Kebenaran yang Bermanfaat (Part 1)

Khazanah Fadhilah Nurrahmah
Gamais ITB
Published in
2 min readDec 25, 2020

Bagiku dan kamu, mahasiswa penghuni sebuah perguruan tinggi negeri di dekat jantung Kota Bandung alias ITB, terhitung sejak 17 Maret 2019 kita serasa tidak lagi mempunyai kampus. Lockdown. Kita yang jelas-jelas tuan rumah di sana, terusir karena makhluk tak kasat mata (tepatnya berukuran mikroskopis) bernama Corona. Bukan hanya ITB, satu planet Bumi pun bertekuk lutut.

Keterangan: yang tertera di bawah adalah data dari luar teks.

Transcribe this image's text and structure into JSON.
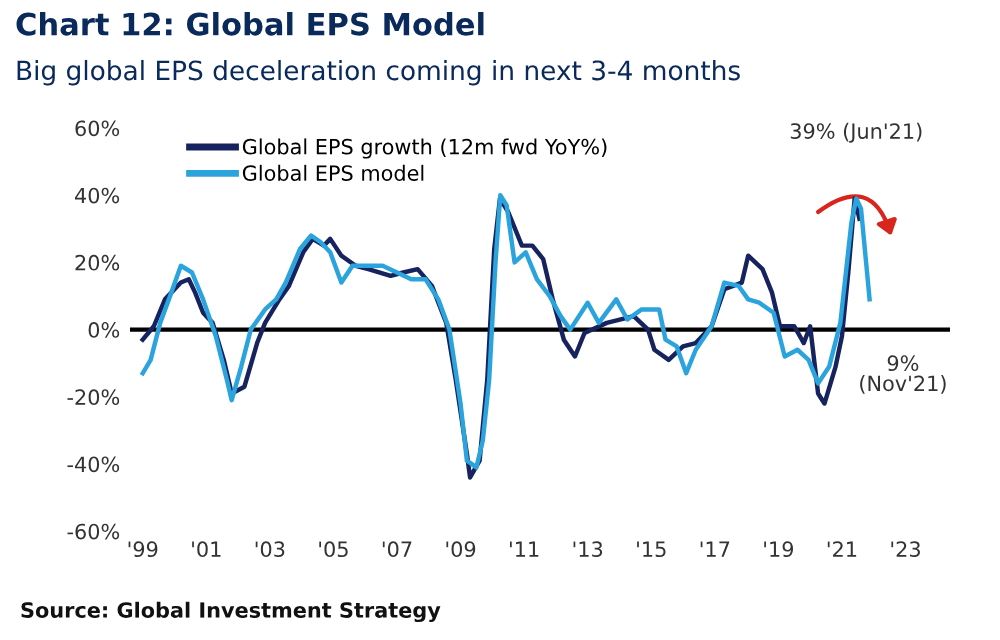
{
  "chart_data": {
    "type": "line",
    "title": "Chart 12: Global EPS Model",
    "subtitle": "Big global EPS deceleration coming in next 3-4 months",
    "series": [
      {
        "name": "Global EPS growth (12m fwd YoY%)",
        "color": "#16235e",
        "x": [
          1999.0,
          1999.35,
          1999.7,
          2000.2,
          2000.45,
          2000.65,
          2000.9,
          2001.2,
          2001.55,
          2001.8,
          2002.2,
          2002.6,
          2002.85,
          2003.3,
          2003.6,
          2004.05,
          2004.35,
          2004.7,
          2004.9,
          2005.25,
          2005.7,
          2006.1,
          2006.8,
          2007.2,
          2007.65,
          2008.1,
          2008.55,
          2008.85,
          2009.2,
          2009.3,
          2009.6,
          2009.84,
          2010.06,
          2010.24,
          2010.5,
          2010.93,
          2011.26,
          2011.6,
          2011.9,
          2012.25,
          2012.6,
          2012.9,
          2013.6,
          2014.45,
          2014.9,
          2015.1,
          2015.55,
          2016.0,
          2016.4,
          2016.9,
          2017.3,
          2017.85,
          2018.05,
          2018.5,
          2018.8,
          2019.05,
          2019.5,
          2019.8,
          2020.0,
          2020.25,
          2020.45,
          2020.8,
          2021.0,
          2021.2,
          2021.4,
          2021.55
        ],
        "values": [
          -3,
          1,
          9,
          14,
          15,
          11,
          5,
          2,
          -9,
          -19,
          -17,
          -4,
          2,
          9,
          13,
          23,
          27,
          25,
          27,
          22,
          19,
          18,
          16,
          17,
          18,
          13,
          2,
          -15,
          -37,
          -44,
          -39,
          -15,
          24,
          39,
          35,
          25,
          25,
          21,
          9,
          -3,
          -8,
          -1,
          2,
          4,
          0,
          -6,
          -9,
          -5,
          -4,
          1,
          12,
          14,
          22,
          18,
          11,
          1,
          1,
          -4,
          1,
          -19,
          -22,
          -11,
          -2,
          17,
          39,
          33
        ]
      },
      {
        "name": "Global EPS model",
        "color": "#2ba3dc",
        "x": [
          1999.0,
          1999.25,
          1999.55,
          1999.9,
          2000.2,
          2000.55,
          2000.9,
          2001.3,
          2001.65,
          2001.8,
          2002.1,
          2002.4,
          2002.85,
          2003.2,
          2003.5,
          2003.95,
          2004.3,
          2004.6,
          2004.9,
          2005.25,
          2005.6,
          2006.1,
          2006.55,
          2007.0,
          2007.45,
          2007.9,
          2008.3,
          2008.65,
          2009.0,
          2009.2,
          2009.5,
          2009.7,
          2009.9,
          2010.1,
          2010.25,
          2010.45,
          2010.7,
          2011.05,
          2011.4,
          2011.8,
          2012.15,
          2012.45,
          2013.0,
          2013.35,
          2013.9,
          2014.25,
          2014.7,
          2015.25,
          2015.45,
          2015.8,
          2016.1,
          2016.4,
          2016.9,
          2017.3,
          2017.75,
          2018.05,
          2018.4,
          2018.85,
          2019.2,
          2019.6,
          2019.95,
          2020.25,
          2020.6,
          2020.95,
          2021.3,
          2021.45,
          2021.6,
          2021.87
        ],
        "values": [
          -13,
          -9,
          2,
          11,
          19,
          17,
          9,
          -2,
          -15,
          -21,
          -11,
          0,
          6,
          9,
          14,
          24,
          28,
          26,
          23,
          14,
          19,
          19,
          19,
          17,
          15,
          15,
          9,
          0,
          -22,
          -39,
          -41,
          -33,
          -15,
          20,
          40,
          37,
          20,
          23,
          15,
          10,
          4,
          0,
          8,
          2,
          9,
          3,
          6,
          6,
          -3,
          -5,
          -13,
          -6,
          1,
          14,
          13,
          9,
          8,
          5,
          -8,
          -6,
          -9,
          -16,
          -11,
          2,
          32,
          39,
          36,
          9
        ]
      }
    ],
    "xlim": [
      1998.6,
      2024.4
    ],
    "xticks": [
      {
        "value": 1999,
        "label": "'99"
      },
      {
        "value": 2001,
        "label": "'01"
      },
      {
        "value": 2003,
        "label": "'03"
      },
      {
        "value": 2005,
        "label": "'05"
      },
      {
        "value": 2007,
        "label": "'07"
      },
      {
        "value": 2009,
        "label": "'09"
      },
      {
        "value": 2011,
        "label": "'11"
      },
      {
        "value": 2013,
        "label": "'13"
      },
      {
        "value": 2015,
        "label": "'15"
      },
      {
        "value": 2017,
        "label": "'17"
      },
      {
        "value": 2019,
        "label": "'19"
      },
      {
        "value": 2021,
        "label": "'21"
      },
      {
        "value": 2023,
        "label": "'23"
      }
    ],
    "ylim": [
      -60,
      60
    ],
    "yticks": [
      {
        "value": -60,
        "label": "-60%"
      },
      {
        "value": -40,
        "label": "-40%"
      },
      {
        "value": -20,
        "label": "-20%"
      },
      {
        "value": 0,
        "label": "0%"
      },
      {
        "value": 20,
        "label": "20%"
      },
      {
        "value": 40,
        "label": "40%"
      },
      {
        "value": 60,
        "label": "60%"
      }
    ],
    "ref_lines": [
      {
        "axis": "y",
        "value": 0,
        "color": "#000000"
      }
    ],
    "annotations": [
      {
        "text": "39% (Jun'21)",
        "x": 2021.45,
        "y": 39
      },
      {
        "text": "9%\n(Nov'21)",
        "x": 2021.87,
        "y": 9
      },
      "Source: Global Investment Strategy"
    ],
    "legend": "top left",
    "grid": false,
    "line_style": "solid",
    "marker": "none"
  }
}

Seluruh sektor, sendi-sendi penggerak kehidupan, khususnya di Indonesia terkena dampaknya. Termasuk para mahasiswa yang, entah bersyukur atau tidak, tidak perlu (baca: boleh) merantau dari kampung ke kos dekat kampusnya. Belajar dengan metode daring dari rumah masing-masing.

Para aktivisi BEM kampus, himpunan, UKM, komunitas, dan golongan ambisius pun kehilangan basis fisis kegiatannya di dunia nyata. Rapat, seminar, hingga mabar pun wajib via online seluruhnya. Terkekang? Sangat. Kita jadi tidak bisa maksimal saling menebar manfaat.

Intinya, pandemi ini memberikan sedikit dampak positif yang bisa kita syukuri di tengah banyaknya dampak negatif. Tentunya dengan rasa optimis wabah ini segera berakhir berkat solusi dari para ahli. Namun saking optimisnya, ada pula kejadian yang tidak mengenakan terutama untuk umat Muslim.

“Kabar baik! Dalam sebuah hadits, akan terbit suatu bintang penanda berakhirnya pandemi COVID-19 di awal bulan Juni nanti.”

Kira-kira begitulah kabar yang dihembuskan oleh seorang ulama di bulan Mei. Secara logika, sebagai seorang mahasiswa astronomi, aku merasa sangat tidak masuk akal hal itu terwujud. Bintang yang dimaksud adalah gugus bintang Pleiades, diviralkan dengan nama bahasa Arab-nya: Ats-Tsurayya. Jaraknya kurang lebih 444 tahun cahaya (orde 10 pangkat 15 meter!), mana mungkis bisa memberikan pengaruh fisik kepada Bumi.

Namun, sebaliknya kabar ini yang meriwayatkan Nabi Muhammad shallallahu ‘alayhi wa sallam sendiri. Apakah kita sebagai Muslim justru tidak percaya kepada sabda Rasulullah? Banyak kok kejadian tak logis yang diriwayatkan beliau 1400 tahun lalu, baru bisa dibuktikan secara ilmiah kebenarannya di zaman ini. Contohnya peristiwa Bulan terbelah.

Tidak bisa. Aku tidak bisa mendiamkan begitu saja isu ini. Semua berharap wabah Corona segera sirna, tapi bukan berarti hanya dengan menunggu munculnya fenomena astronomis biasa. Inilah tugasku sebagai mahasiswa muslim astronomi untuk meluruskannya. Jalan untuk melihat seberapa bermanfaatnya ilmuku untuk umat.

Tapi… Apa yang bisa kulakukan di tengah lockdown yang membatasi ini?